一方、得られた研究成果を臨床の場で実践に移すことも大きな課題です。リハビリテーションにおける新たな痛み治療法の開発が期待されており、行動療法などの新しいアプローチの確立も望まれます。痛みは身体的のみならず精神的・社会的な側面をも含む全人的な問題であり、包括的なケアが重要視されています。

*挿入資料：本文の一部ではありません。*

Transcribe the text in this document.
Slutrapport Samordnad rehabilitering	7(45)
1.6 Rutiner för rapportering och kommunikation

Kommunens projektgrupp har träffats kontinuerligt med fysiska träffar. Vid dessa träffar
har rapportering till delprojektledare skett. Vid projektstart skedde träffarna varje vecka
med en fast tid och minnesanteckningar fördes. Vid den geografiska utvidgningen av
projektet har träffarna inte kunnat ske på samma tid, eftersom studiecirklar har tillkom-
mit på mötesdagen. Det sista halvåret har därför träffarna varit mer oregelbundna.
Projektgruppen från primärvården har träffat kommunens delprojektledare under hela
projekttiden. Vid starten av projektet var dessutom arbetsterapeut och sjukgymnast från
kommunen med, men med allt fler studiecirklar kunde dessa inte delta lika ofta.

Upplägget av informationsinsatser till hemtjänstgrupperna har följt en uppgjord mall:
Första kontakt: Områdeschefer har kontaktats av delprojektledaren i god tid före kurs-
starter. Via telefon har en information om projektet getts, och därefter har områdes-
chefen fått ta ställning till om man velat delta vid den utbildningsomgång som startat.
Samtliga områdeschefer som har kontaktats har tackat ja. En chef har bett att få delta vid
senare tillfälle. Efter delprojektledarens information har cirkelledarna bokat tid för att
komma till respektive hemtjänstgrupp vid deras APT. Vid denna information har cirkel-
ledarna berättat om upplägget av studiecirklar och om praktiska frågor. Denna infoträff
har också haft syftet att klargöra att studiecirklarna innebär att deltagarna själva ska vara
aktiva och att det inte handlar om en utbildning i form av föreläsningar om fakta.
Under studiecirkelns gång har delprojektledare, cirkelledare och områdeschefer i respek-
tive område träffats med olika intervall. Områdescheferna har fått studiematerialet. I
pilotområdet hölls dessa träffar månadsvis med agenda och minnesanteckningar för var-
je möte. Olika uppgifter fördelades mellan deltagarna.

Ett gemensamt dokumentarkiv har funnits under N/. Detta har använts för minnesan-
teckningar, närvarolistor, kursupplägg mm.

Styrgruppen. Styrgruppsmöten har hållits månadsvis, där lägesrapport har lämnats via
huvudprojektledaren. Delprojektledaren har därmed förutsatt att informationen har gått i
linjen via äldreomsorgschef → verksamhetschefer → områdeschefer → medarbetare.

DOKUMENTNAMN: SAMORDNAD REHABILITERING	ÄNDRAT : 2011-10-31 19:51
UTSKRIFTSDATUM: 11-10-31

このように、痛みの神経基盤の解明とその臨床応用は、患者のQOL向上に大きく貢献する重要な課題です。基礎と臨床の両面から多角的にアプローチすることで、さらなる進展が期待できます。
質問と回答
質問: 疼痛の伝達にはどのような経路が含まれていますか?
回答: 疼痛の伝達には、末梢から中枢へ向かう上行路と、上位中枢から脊髄後角の神経を調整する下行路の2つが含まれています。上行路は皮膚、脊髄、体性感覚野、扁桃体を経由し、下行路は痛みを抑制または増強します。
質問: 下行性疼痛抑制系はどのように機能しますか?
回答: 下行性疼痛抑制系は、脳の中脳中心灰白質(PAG)を起始核とし、脳幹のさまざまな部位へ走行します。これにより、脊髄後角のニューロンに作用し、痛覚の興奮性を調節します。また、炎症によってその細胞の性質が変化し、痛みの制御に影響を与えることもあります。
質問: 扁桃体は疼痛とどのように関連していますか?
回答: 扁桃体は痛みと情動を結びつける役割を持っています。特に扁桃体中心核外側外包部は、侵害受容に関与しており、痛みが生じるとその反応が強化されます。慢性的な痛みでは、扁桃体の活動が高まり、痛みに対する不快感や恐怖が増すことが示唆されています。
質問: TRPV1受容体の役割は何ですか?
回答: TRPV1受容体は、43℃以上の熱刺激に反応しますが、炎症によって感作されるとその活動が36℃に低下します。この結果、通常の体温でも痛みを感じる可能性があります。したがって、痛みのメカニズムにおいて重要な役割を果たしています。
質問: 認知行動療法は痛みの管理にどのように寄与しますか?
回答: 認知行動療法は、痛みに関連する情動を調整することができ、扁桃体と前頭前野のつながりに影響を与える可能性があります。治療後、内側前頭前野の活動が増加し、痛みに対する反応を改善することが示されています。